Gesamt
Features
Sound
Verarbeitung

Gut klingende Konzertgitarre in "leise"

Auf der Suche nach einer Gitarre, die sich auch ohne Störung der Nachbarn im Garten bzw. abends/nachts spielen lässt, stieß ich auf die Silent Guitars von Yamaha. An dieser Stelle kurz zu mir und meinen "Ambitionen": Ich spiele hobbymäßig für mich selbst, in der Vergangenheit überwiegend Westerngitarre und zuletzt immer häufiger auch klassische Gitarre. Dabei kommen zumeist eher einfache Solostücke (z. B. im Stil von M. Langers Acoustic Pop Guitar Solos) auf den Notenständer, hin und wieder probiere ich mich auch an (einfacher) Liedbegleitung.

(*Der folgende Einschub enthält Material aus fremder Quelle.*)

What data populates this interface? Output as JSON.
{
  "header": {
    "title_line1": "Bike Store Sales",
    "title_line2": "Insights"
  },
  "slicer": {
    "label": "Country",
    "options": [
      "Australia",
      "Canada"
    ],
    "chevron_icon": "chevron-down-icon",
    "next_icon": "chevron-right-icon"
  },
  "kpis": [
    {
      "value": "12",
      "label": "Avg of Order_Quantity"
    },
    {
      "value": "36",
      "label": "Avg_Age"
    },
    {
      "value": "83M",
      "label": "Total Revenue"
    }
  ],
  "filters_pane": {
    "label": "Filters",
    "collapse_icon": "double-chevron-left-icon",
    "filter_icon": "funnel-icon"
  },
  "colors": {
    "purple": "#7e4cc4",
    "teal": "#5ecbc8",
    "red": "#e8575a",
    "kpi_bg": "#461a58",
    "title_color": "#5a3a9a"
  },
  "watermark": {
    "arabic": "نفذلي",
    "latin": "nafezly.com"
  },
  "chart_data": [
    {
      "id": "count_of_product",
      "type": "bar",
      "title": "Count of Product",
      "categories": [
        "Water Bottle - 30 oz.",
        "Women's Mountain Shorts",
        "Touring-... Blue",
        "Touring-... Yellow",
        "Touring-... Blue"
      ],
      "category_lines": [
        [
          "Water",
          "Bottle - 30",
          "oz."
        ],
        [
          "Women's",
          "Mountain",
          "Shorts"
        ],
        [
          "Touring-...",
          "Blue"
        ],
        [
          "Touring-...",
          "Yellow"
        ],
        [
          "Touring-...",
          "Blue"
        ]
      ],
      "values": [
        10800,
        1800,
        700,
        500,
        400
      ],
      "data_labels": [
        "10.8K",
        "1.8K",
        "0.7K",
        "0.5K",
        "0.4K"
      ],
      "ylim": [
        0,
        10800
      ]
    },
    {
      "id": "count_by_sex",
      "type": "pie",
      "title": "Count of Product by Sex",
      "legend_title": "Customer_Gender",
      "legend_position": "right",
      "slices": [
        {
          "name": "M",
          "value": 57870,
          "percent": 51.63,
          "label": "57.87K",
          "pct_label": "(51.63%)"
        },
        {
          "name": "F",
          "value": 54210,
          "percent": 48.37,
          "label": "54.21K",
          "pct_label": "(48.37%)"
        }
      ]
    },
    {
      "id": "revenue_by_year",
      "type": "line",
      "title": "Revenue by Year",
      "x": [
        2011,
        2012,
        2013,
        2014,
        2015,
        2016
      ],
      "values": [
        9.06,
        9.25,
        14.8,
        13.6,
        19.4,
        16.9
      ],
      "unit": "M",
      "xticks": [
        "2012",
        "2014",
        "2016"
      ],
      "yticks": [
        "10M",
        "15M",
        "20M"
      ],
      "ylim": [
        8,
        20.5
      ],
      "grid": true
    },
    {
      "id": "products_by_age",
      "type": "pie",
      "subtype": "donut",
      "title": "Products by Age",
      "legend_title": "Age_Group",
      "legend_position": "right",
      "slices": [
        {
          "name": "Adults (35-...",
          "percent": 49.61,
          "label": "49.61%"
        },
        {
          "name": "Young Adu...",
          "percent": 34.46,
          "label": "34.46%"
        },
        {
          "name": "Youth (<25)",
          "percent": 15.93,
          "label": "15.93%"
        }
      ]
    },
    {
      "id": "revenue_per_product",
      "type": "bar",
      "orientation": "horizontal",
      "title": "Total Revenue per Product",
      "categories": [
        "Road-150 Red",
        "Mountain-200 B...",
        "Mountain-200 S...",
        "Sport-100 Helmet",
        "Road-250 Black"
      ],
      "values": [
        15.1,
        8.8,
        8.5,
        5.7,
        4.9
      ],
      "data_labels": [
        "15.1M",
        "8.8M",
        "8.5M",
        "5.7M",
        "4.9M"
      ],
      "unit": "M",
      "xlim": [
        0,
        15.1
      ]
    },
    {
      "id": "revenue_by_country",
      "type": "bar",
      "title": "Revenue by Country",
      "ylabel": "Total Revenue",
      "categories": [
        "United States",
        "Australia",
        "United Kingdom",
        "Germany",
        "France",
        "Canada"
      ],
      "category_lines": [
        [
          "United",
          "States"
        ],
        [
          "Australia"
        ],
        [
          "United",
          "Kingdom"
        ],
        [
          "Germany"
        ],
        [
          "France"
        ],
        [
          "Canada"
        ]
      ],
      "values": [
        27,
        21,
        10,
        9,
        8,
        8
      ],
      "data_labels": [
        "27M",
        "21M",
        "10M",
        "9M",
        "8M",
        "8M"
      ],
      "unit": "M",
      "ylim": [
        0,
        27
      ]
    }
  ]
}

Ich habe mich für die Nylonversion mit dem breiteren Hals entschieden, weil

a) die N-Modelle (für andere) leiser sind als die S-Version und

b) der Hals genau so breit ist wie an meiner "richtigen" Konzertgitarre

Ich habe den BLEND-Regler zu 100% auf MIC gedreht; dann klingt die Gitarre für meine Ohren deutlich weicher als eine Valdez No. 7. Der Treble-Regler steht bei mir grundsätzlich mittig, die Effekte sind aus. Wenn ich "in" einen Verstärker bzw. eine USB-Soundkarte spiele, reduziere ich den Bassanteil - mit Kopfhörern darf es etwas mehr Bass sein. Gezupfte Stücke klingen richtig gut. Der Klang beim Strumming gefällt mir bei Konzertgitarren grundsätzlich nicht wirklich, das gilt auch für die SLG. Zum Üben ist das aber absolut okay und mit Abstand die leiseste Variante :-)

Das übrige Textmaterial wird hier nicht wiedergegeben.